Calipso disse sorridendo, chiara fra le dee, lo accarezzo con una mano e gli rivolse la parola: "Sei davvero un furfante e non pensi da sciocco: che discorso hai pensato di farmi !
Il giuramento in nome del cielo, della terra e dello Stige, è quello più solenne anche per gli dei, che non medito un'altra azione cattiva nei tuoi confronti.
Ti darò i consigli che seguirei io stessa, se fossi in questa situazione: perché anch'io ho buoni consigli, e nel petto non ho un cuore di pietra, ma un cuore sensibile".
Poi dopo aver mangiato e bevuto abbondantemente, tra essi cominciò a parlare Calipso, chiara fra le dee: " Divino lio di Laerte, Odisseo pieno di risorse, e così vuoi ora partire per casa, subito, nella cara terra dei padri? E tu sii felice, comunque.
Ma se tu sapessi quante pene ti è destino sopportare prima di arrivare a casa, qui resteresti con me ad abitare in questa casa, e saresti immortale, benché voglioso di vedere tua moglie, che desideri ogni giorno.
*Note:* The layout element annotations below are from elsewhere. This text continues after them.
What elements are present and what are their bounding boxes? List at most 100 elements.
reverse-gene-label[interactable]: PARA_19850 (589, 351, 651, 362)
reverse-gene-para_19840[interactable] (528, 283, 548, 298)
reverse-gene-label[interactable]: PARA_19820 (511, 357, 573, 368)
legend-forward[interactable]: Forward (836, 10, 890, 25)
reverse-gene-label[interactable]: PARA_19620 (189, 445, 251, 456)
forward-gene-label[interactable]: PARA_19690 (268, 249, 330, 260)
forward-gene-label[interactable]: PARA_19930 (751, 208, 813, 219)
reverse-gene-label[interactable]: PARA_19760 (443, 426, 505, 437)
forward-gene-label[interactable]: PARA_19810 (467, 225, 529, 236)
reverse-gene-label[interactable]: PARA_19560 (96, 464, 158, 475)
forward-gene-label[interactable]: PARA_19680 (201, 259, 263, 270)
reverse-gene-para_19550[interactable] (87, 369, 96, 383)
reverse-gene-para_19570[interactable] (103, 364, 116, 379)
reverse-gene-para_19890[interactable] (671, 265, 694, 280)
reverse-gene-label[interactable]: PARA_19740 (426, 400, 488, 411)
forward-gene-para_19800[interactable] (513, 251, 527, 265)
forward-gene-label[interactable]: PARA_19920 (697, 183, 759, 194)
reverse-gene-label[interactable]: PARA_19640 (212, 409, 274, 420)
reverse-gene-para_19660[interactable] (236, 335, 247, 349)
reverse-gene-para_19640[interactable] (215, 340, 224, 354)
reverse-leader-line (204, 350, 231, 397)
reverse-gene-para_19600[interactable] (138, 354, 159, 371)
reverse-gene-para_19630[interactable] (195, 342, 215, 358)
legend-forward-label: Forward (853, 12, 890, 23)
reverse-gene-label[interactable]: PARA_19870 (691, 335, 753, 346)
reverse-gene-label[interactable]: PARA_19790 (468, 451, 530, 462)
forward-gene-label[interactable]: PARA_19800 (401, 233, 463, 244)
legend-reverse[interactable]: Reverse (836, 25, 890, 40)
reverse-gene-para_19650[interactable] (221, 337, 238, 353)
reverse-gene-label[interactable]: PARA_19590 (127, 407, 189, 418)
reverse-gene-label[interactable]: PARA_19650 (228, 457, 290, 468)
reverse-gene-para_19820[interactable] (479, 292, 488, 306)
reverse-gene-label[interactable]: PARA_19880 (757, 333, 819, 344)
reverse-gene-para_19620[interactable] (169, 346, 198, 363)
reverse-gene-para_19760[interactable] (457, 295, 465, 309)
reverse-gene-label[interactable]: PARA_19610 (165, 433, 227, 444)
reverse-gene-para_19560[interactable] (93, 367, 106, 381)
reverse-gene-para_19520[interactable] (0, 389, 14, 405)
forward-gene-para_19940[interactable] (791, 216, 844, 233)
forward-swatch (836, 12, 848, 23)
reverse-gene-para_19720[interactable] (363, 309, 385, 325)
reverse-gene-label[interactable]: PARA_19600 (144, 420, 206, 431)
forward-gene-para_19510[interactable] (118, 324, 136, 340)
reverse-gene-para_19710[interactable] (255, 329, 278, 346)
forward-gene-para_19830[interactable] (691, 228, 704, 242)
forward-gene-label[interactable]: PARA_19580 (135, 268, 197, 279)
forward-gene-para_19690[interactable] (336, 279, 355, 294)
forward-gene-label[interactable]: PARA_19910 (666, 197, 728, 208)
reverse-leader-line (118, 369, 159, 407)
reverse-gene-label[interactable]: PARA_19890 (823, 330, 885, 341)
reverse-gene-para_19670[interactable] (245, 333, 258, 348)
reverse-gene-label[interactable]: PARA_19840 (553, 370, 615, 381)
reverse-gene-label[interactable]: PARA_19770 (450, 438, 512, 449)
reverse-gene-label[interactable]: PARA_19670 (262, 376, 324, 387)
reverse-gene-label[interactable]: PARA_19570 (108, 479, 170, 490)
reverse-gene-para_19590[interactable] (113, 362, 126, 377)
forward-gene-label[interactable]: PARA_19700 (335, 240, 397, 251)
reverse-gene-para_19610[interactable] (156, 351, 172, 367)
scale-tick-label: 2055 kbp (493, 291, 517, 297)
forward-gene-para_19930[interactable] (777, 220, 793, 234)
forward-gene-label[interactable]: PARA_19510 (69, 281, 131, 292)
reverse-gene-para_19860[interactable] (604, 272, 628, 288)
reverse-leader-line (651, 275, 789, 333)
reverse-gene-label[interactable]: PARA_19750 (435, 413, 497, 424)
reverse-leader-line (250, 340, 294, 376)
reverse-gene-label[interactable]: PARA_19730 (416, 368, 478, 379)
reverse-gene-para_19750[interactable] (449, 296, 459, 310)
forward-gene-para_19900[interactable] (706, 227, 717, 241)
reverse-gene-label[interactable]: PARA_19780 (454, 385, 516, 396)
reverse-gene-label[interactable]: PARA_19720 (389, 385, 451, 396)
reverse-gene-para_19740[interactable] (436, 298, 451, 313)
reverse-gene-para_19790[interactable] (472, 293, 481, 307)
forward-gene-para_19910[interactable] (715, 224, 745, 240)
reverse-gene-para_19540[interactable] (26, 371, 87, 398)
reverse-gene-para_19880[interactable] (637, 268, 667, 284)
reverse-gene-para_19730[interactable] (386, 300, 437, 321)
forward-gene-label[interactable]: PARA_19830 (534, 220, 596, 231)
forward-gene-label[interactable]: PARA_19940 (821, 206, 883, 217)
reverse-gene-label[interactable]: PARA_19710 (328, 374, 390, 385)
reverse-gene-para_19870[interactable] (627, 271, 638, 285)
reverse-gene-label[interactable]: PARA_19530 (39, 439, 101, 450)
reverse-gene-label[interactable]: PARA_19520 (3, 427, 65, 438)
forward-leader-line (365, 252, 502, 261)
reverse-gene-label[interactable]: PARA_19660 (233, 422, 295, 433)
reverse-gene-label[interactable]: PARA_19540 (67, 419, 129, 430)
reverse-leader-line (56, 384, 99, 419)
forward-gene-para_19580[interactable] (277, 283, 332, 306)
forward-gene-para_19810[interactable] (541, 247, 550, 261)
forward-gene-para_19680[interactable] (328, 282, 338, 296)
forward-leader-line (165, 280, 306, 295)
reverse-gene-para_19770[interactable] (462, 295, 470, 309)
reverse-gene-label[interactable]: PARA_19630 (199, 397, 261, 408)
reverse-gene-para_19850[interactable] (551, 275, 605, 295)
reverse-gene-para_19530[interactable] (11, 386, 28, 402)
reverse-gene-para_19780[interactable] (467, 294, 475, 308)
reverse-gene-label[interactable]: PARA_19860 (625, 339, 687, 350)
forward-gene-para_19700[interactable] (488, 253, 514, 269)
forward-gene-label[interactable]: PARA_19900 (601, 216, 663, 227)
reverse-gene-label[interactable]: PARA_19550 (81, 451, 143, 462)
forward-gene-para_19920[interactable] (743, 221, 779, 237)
Eppure sono orgogliosa di non essere inferiore a lei per aspetto fisico, perché non è giusto che le mortali gareggino con le immortali per aspetto e beltà".
Rispondendo le disse il furbo Odisseo: " Dea possente, non ti arrabbiare per questo con me, lo so bene anch'io, che l'intelligente Penelope a vederla è inferiore a te per beltà e altezza: lei infatti e' mortale, e tu immortale e senza vecchiaia. Ma anche così desidero e voglio ogni momento giungere a casa e vedere il giorno del ritorno.
E se un dio mi farà naufragare sul mare oscuro come il vino, saprò sopportare, perché ho un animo paziente dentro: ho sopportato tante sventure e tante sofferte tra il mare e le guerre: anche questa sciagura si aggiunga alle altre".
Odisseo finì di parlare, il sole calò e sopraggiunse la tenebra: e i due andarono nella grotta, godendo l'amore giacendosi insieme.